I am trying to use a regular expression to do an accent insensitive search on an accent sensitive column.
I cannot change the column to an accent insensitive collation because the column is unique and we need to allow both 'Jose' and 'José' to be entered.
I cannot coerce the collation within my query because the table holds a ton of data and coercing it will cause it to do an index scan instead of a seek and the query times out
I cannot add a new non-unique column that uses an accent insensitive collation. This would avoid the 2 issues above because the original column could be accent sensitive and unique and I would be able to do the search on the new column and use the index on it, however I'm being told I can't do this because it would cause data duplication.

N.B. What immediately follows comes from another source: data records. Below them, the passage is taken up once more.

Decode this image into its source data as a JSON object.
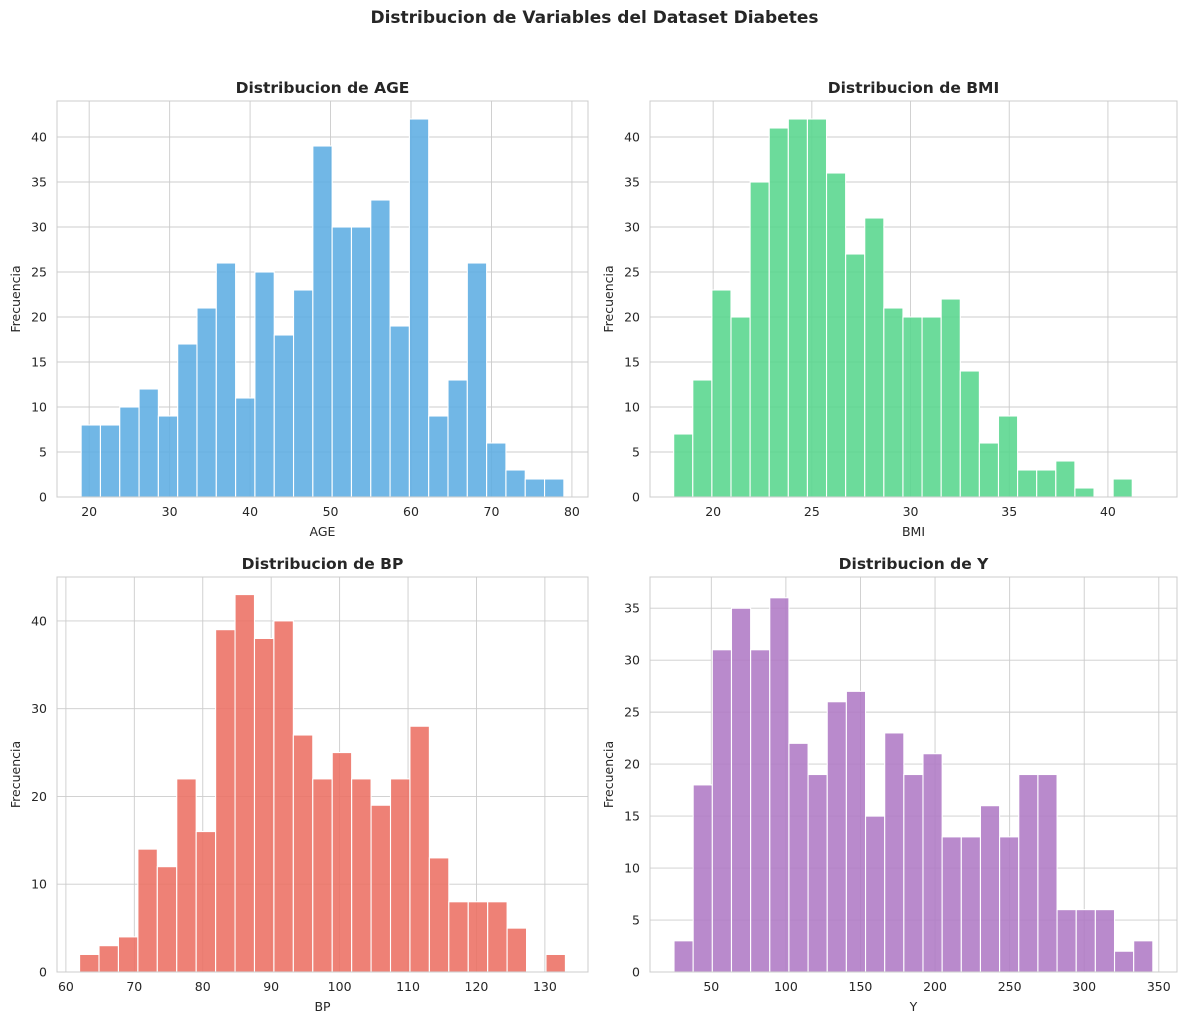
{
  "figure": {
    "suptitle": "Distribucion de Variables del Dataset Diabetes"
  },
  "chart_data": [
    {
      "type": "bar",
      "title": "Distribucion de AGE",
      "xlabel": "AGE",
      "ylabel": "Frecuencia",
      "color": "#5DADE2",
      "bin_start": 19,
      "bin_width": 2.4,
      "values": [
        8,
        8,
        10,
        12,
        9,
        17,
        21,
        26,
        11,
        25,
        18,
        23,
        39,
        30,
        30,
        33,
        19,
        42,
        9,
        13,
        26,
        6,
        3,
        2,
        2
      ],
      "xlim": [
        16,
        82
      ],
      "ylim": [
        0,
        44
      ],
      "xticks": [
        20,
        30,
        40,
        50,
        60,
        70,
        80
      ],
      "yticks": [
        0,
        5,
        10,
        15,
        20,
        25,
        30,
        35,
        40
      ],
      "grid": true
    },
    {
      "type": "bar",
      "title": "Distribucion de BMI",
      "xlabel": "BMI",
      "ylabel": "Frecuencia",
      "color": "#58D68D",
      "bin_start": 18,
      "bin_width": 0.968,
      "values": [
        7,
        13,
        23,
        20,
        35,
        41,
        42,
        42,
        36,
        27,
        31,
        21,
        20,
        20,
        22,
        14,
        6,
        9,
        3,
        3,
        4,
        1,
        0,
        2
      ],
      "xlim": [
        16.8,
        43.5
      ],
      "ylim": [
        0,
        44
      ],
      "xticks": [
        20,
        25,
        30,
        35,
        40
      ],
      "yticks": [
        0,
        5,
        10,
        15,
        20,
        25,
        30,
        35,
        40
      ],
      "grid": true
    },
    {
      "type": "bar",
      "title": "Distribucion de BP",
      "xlabel": "BP",
      "ylabel": "Frecuencia",
      "color": "#EC7063",
      "bin_start": 62,
      "bin_width": 2.84,
      "values": [
        2,
        3,
        4,
        14,
        12,
        22,
        16,
        39,
        43,
        38,
        40,
        27,
        22,
        25,
        22,
        19,
        22,
        28,
        13,
        8,
        8,
        8,
        5,
        0,
        2
      ],
      "xlim": [
        58.7,
        136.3
      ],
      "ylim": [
        0,
        45
      ],
      "xticks": [
        60,
        70,
        80,
        90,
        100,
        110,
        120,
        130
      ],
      "yticks": [
        0,
        10,
        20,
        30,
        40
      ],
      "grid": true
    },
    {
      "type": "bar",
      "title": "Distribucion de Y",
      "xlabel": "Y",
      "ylabel": "Frecuencia",
      "color": "#AF7AC5",
      "bin_start": 25,
      "bin_width": 12.84,
      "values": [
        3,
        18,
        31,
        35,
        31,
        36,
        22,
        19,
        26,
        27,
        15,
        23,
        19,
        21,
        13,
        13,
        16,
        13,
        19,
        19,
        6,
        6,
        6,
        2,
        3
      ],
      "xlim": [
        8.9,
        362.2
      ],
      "ylim": [
        0,
        38
      ],
      "xticks": [
        50,
        100,
        150,
        200,
        250,
        300,
        350
      ],
      "yticks": [
        0,
        5,
        10,
        15,
        20,
        25,
        30,
        35
      ],
      "grid": true
    }
  ]
}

So, I'm trying to do this using a regular expression search on the accent sensitive column. In my application I take in whatever string the user entered and I modify the string in such a way that for this input
"Jose"
I get the output
"J[òóôõöø][sš][eèéêë]%"
Using this string to search works. It finds "Jose" and "José" and it searches with the correct index and doesn't time out.
The only issue I have now is with the darn æ character.

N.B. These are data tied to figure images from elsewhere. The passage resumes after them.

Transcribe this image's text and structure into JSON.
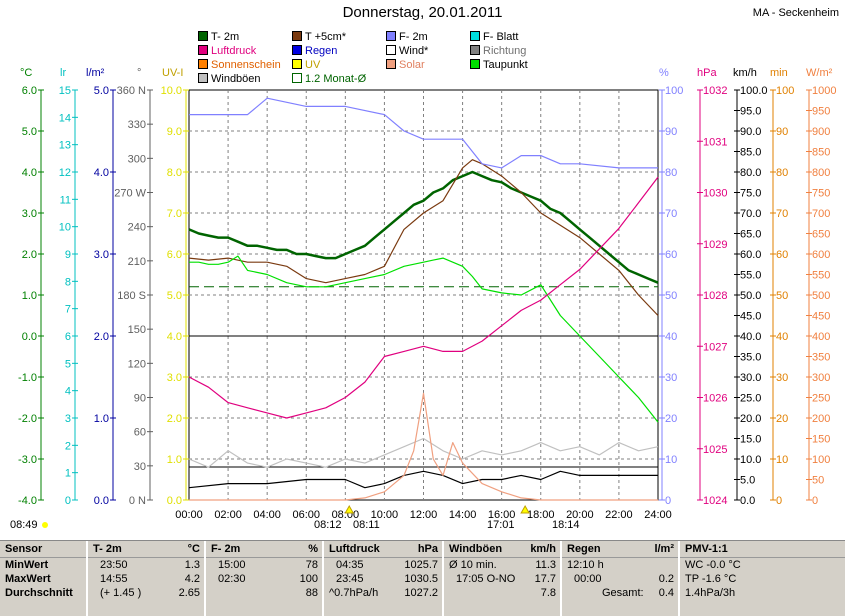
{
  "title": "Donnerstag, 20.01.2011",
  "station": "MA - Seckenheim",
  "legend": [
    {
      "label": "T- 2m",
      "color": "#006400"
    },
    {
      "label": "T +5cm*",
      "color": "#7a3a10"
    },
    {
      "label": "F- 2m",
      "color": "#8080ff"
    },
    {
      "label": "F- Blatt",
      "color": "#00e0e0"
    },
    {
      "label": "Luftdruck",
      "color": "#e0007f"
    },
    {
      "label": "Regen",
      "color": "#0000e0"
    },
    {
      "label": "Wind*",
      "color": "#000000"
    },
    {
      "label": "Richtung",
      "color": "#808080"
    },
    {
      "label": "Sonnenschein",
      "color": "#ff8000"
    },
    {
      "label": "UV",
      "color": "#ffff00"
    },
    {
      "label": "Solar",
      "color": "#f0a080"
    },
    {
      "label": "Taupunkt",
      "color": "#00e000"
    },
    {
      "label": "Windböen",
      "color": "#c0c0c0"
    },
    {
      "label": "1.2 Monat-Ø",
      "color": "#006400"
    }
  ],
  "units": {
    "temp": "°C",
    "lr": "lr",
    "rain": "l/m²",
    "dir": "°",
    "uv": "UV-I",
    "hum": "%",
    "press": "hPa",
    "wind": "km/h",
    "sun": "min",
    "solar": "W/m²"
  },
  "colors": {
    "temp": "#008000",
    "lr": "#00c0c0",
    "rain": "#0000a0",
    "dir": "#606060",
    "uv": "#e0e000",
    "hum": "#8080ff",
    "press": "#e0007f",
    "wind": "#000000",
    "sun": "#e08000",
    "solar": "#f08040"
  },
  "axes": {
    "temp_ticks": [
      "6.0",
      "5.0",
      "4.0",
      "3.0",
      "2.0",
      "1.0",
      "0.0",
      "-1.0",
      "-2.0",
      "-3.0",
      "-4.0"
    ],
    "lr_ticks": [
      "15",
      "14",
      "13",
      "12",
      "11",
      "10",
      "9",
      "8",
      "7",
      "6",
      "5",
      "4",
      "3",
      "2",
      "1",
      "0"
    ],
    "rain_ticks": [
      "5.0",
      "4.0",
      "3.0",
      "2.0",
      "1.0",
      "0.0"
    ],
    "dir_ticks": [
      "360 N",
      "330",
      "300",
      "270 W",
      "240",
      "210",
      "180 S",
      "150",
      "120",
      "90",
      "60",
      "30",
      "0 N"
    ],
    "uv_ticks": [
      "10.0",
      "9.0",
      "8.0",
      "7.0",
      "6.0",
      "5.0",
      "4.0",
      "3.0",
      "2.0",
      "1.0",
      "0.0"
    ],
    "hum_ticks": [
      "100",
      "90",
      "80",
      "70",
      "60",
      "50",
      "40",
      "30",
      "20",
      "10",
      "0"
    ],
    "press_ticks": [
      "1032",
      "1031",
      "1030",
      "1029",
      "1028",
      "1027",
      "1026",
      "1025",
      "1024"
    ],
    "wind_ticks": [
      "100.0",
      "95.0",
      "90.0",
      "85.0",
      "80.0",
      "75.0",
      "70.0",
      "65.0",
      "60.0",
      "55.0",
      "50.0",
      "45.0",
      "40.0",
      "35.0",
      "30.0",
      "25.0",
      "20.0",
      "15.0",
      "10.0",
      "5.0",
      "0.0"
    ],
    "sun_ticks": [
      "100",
      "90",
      "80",
      "70",
      "60",
      "50",
      "40",
      "30",
      "20",
      "10",
      "0"
    ],
    "solar_ticks": [
      "1000",
      "950",
      "900",
      "850",
      "800",
      "750",
      "700",
      "650",
      "600",
      "550",
      "500",
      "450",
      "400",
      "350",
      "300",
      "250",
      "200",
      "150",
      "100",
      "50",
      "0"
    ],
    "time_ticks": [
      "00:00",
      "02:00",
      "04:00",
      "06:00",
      "08:00",
      "10:00",
      "12:00",
      "14:00",
      "16:00",
      "18:00",
      "20:00",
      "22:00",
      "24:00"
    ]
  },
  "times": {
    "sunrise_left": "08:49",
    "sun1": "08:12",
    "sun2": "08:11",
    "sun3": "17:01",
    "sun4": "18:14"
  },
  "chart_data": {
    "type": "line",
    "x_unit": "hours",
    "xlim": [
      0,
      24
    ],
    "series": [
      {
        "name": "T- 2m",
        "axis": "temp",
        "ylim": [
          -4,
          6
        ],
        "x": [
          0,
          0.5,
          1,
          1.5,
          2,
          2.5,
          3,
          3.5,
          4,
          4.5,
          5,
          5.5,
          6,
          6.5,
          7,
          7.5,
          8,
          8.5,
          9,
          9.5,
          10,
          10.5,
          11,
          11.5,
          12,
          12.5,
          13,
          13.5,
          14,
          14.5,
          15,
          15.5,
          16,
          16.5,
          17,
          17.5,
          18,
          18.5,
          19,
          19.5,
          20,
          20.5,
          21,
          21.5,
          22,
          22.5,
          23,
          23.5,
          24
        ],
        "y": [
          2.6,
          2.5,
          2.45,
          2.4,
          2.4,
          2.3,
          2.2,
          2.2,
          2.15,
          2.1,
          2.1,
          2.0,
          2.0,
          1.95,
          1.9,
          1.9,
          2.0,
          2.1,
          2.2,
          2.4,
          2.6,
          2.8,
          3.0,
          3.2,
          3.3,
          3.5,
          3.6,
          3.8,
          3.9,
          4.0,
          3.9,
          3.8,
          3.75,
          3.6,
          3.5,
          3.4,
          3.3,
          3.1,
          3.0,
          2.8,
          2.6,
          2.4,
          2.2,
          2.0,
          1.8,
          1.6,
          1.5,
          1.4,
          1.3
        ]
      },
      {
        "name": "T +5cm*",
        "axis": "temp",
        "ylim": [
          -4,
          6
        ],
        "x": [
          0,
          1,
          2,
          3,
          4,
          5,
          6,
          7,
          8,
          9,
          10,
          11,
          12,
          13,
          14,
          14.5,
          15,
          16,
          17,
          18,
          19,
          20,
          21,
          22,
          23,
          24
        ],
        "y": [
          1.9,
          1.85,
          1.9,
          1.8,
          1.8,
          1.7,
          1.4,
          1.3,
          1.4,
          1.5,
          1.7,
          2.6,
          3.0,
          3.3,
          4.1,
          4.3,
          4.2,
          3.9,
          3.5,
          3.0,
          2.7,
          2.4,
          2.0,
          1.6,
          1.0,
          0.5
        ]
      },
      {
        "name": "Taupunkt",
        "axis": "temp",
        "ylim": [
          -4,
          6
        ],
        "x": [
          0,
          0.5,
          1,
          1.5,
          2,
          2.5,
          3,
          4,
          5,
          6,
          7,
          8,
          9,
          10,
          11,
          12,
          12.5,
          13,
          13.5,
          14,
          14.5,
          15,
          16,
          17,
          18,
          19,
          20,
          21,
          22,
          23,
          24
        ],
        "y": [
          1.8,
          1.8,
          1.75,
          1.75,
          1.8,
          1.95,
          1.6,
          1.5,
          1.3,
          1.2,
          1.2,
          1.3,
          1.4,
          1.5,
          1.7,
          1.8,
          1.85,
          1.9,
          1.8,
          1.7,
          1.45,
          1.15,
          1.05,
          1.0,
          1.25,
          0.5,
          0.0,
          -0.5,
          -1.0,
          -1.5,
          -2.1
        ]
      },
      {
        "name": "F- 2m",
        "axis": "hum",
        "ylim": [
          0,
          100
        ],
        "x": [
          0,
          2,
          3,
          4,
          6,
          8,
          10,
          11,
          12,
          13,
          14,
          15,
          16,
          17,
          18,
          19,
          20,
          22,
          24
        ],
        "y": [
          94,
          94,
          94,
          98,
          96,
          96,
          94,
          90,
          88,
          88,
          88,
          82,
          81,
          84,
          84,
          82,
          82,
          81,
          81
        ]
      },
      {
        "name": "Luftdruck",
        "axis": "press",
        "ylim": [
          1024,
          1032
        ],
        "x": [
          0,
          1,
          2,
          3,
          4,
          5,
          6,
          7,
          8,
          9,
          10,
          11,
          12,
          13,
          14,
          15,
          16,
          17,
          18,
          19,
          20,
          21,
          22,
          23,
          24
        ],
        "y": [
          1026.4,
          1026.2,
          1025.9,
          1025.8,
          1025.7,
          1025.6,
          1025.7,
          1025.8,
          1026.0,
          1026.3,
          1026.8,
          1026.9,
          1027.0,
          1026.9,
          1026.9,
          1027.1,
          1027.4,
          1027.7,
          1027.9,
          1028.2,
          1028.5,
          1028.9,
          1029.3,
          1029.8,
          1030.3
        ]
      },
      {
        "name": "Wind*",
        "axis": "wind",
        "ylim": [
          0,
          100
        ],
        "x": [
          0,
          2,
          4,
          6,
          8,
          9,
          10,
          11,
          12,
          13,
          14,
          15,
          16,
          17,
          18,
          19,
          20,
          22,
          24
        ],
        "y": [
          3,
          4,
          4,
          5,
          5,
          3,
          4,
          6,
          7,
          6,
          4,
          5,
          5,
          6,
          5,
          7,
          6,
          6,
          6
        ]
      },
      {
        "name": "Windböen",
        "axis": "wind",
        "ylim": [
          0,
          100
        ],
        "x": [
          0,
          1,
          2,
          3,
          4,
          5,
          6,
          7,
          8,
          9,
          10,
          11,
          12,
          13,
          14,
          15,
          16,
          17,
          18,
          19,
          20,
          21,
          22,
          23,
          24
        ],
        "y": [
          10,
          8,
          12,
          9,
          8,
          10,
          9,
          8,
          10,
          9,
          11,
          13,
          15,
          12,
          10,
          12,
          11,
          12,
          14,
          12,
          13,
          11,
          14,
          12,
          13
        ]
      },
      {
        "name": "Solar",
        "axis": "solar",
        "ylim": [
          0,
          1000
        ],
        "x": [
          0,
          8,
          9,
          10,
          11,
          11.5,
          12,
          12.5,
          13,
          13.5,
          14,
          15,
          16,
          17,
          18,
          24
        ],
        "y": [
          0,
          0,
          5,
          20,
          60,
          120,
          260,
          100,
          60,
          140,
          90,
          40,
          20,
          5,
          0,
          0
        ]
      }
    ],
    "title": "Donnerstag, 20.01.2011"
  },
  "stats": {
    "cols": [
      {
        "head": "Sensor",
        "rows": [
          "MinWert",
          "MaxWert",
          "Durchschnitt"
        ]
      },
      {
        "head": "T- 2m",
        "unit": "°C",
        "rows": [
          [
            "23:50",
            "1.3"
          ],
          [
            "14:55",
            "4.2"
          ],
          [
            "(+ 1.45 )",
            "2.65"
          ]
        ]
      },
      {
        "head": "F- 2m",
        "unit": "%",
        "rows": [
          [
            "15:00",
            "78"
          ],
          [
            "02:30",
            "100"
          ],
          [
            "",
            "88"
          ]
        ]
      },
      {
        "head": "Luftdruck",
        "unit": "hPa",
        "rows": [
          [
            "04:35",
            "1025.7"
          ],
          [
            "23:45",
            "1030.5"
          ],
          [
            "^0.7hPa/h",
            "1027.2"
          ]
        ]
      },
      {
        "head": "Windböen",
        "unit": "km/h",
        "rows": [
          [
            "Ø 10 min.",
            "11.3"
          ],
          [
            "17:05   O-NO",
            "17.7"
          ],
          [
            "",
            "7.8"
          ]
        ]
      },
      {
        "head": "Regen",
        "unit": "l/m²",
        "rows": [
          [
            "12:10 h",
            ""
          ],
          [
            "00:00",
            "0.2"
          ],
          [
            "Gesamt:",
            "0.4"
          ]
        ]
      },
      {
        "head": "PMV-1:1",
        "rows": [
          "WC -0.0 °C",
          "TP -1.6 °C",
          "1.4hPa/3h"
        ]
      }
    ]
  }
}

If the database contains the values "aéro" & "æro" and the user enters "aero", currently my application will generate the search strings "[aàáâãäå][eèéêë]r[oòóôõöø]%" But this will only be a match for "aéro". It will not match "æro". By default in sql server it already treats "ae" the same as "æ" whether the collation is accent sensitive or insensitive, so not modifying the user's input would return "æro" as a match, but would not return "aéro" as a match.
Does anyone have any ideas how I can do a regular expression search in SQL that will match both "aé" and "æ"?
SELECT *
FROM mytable
WHERE name LIKE '[aàáâãäå][eèéêë]%'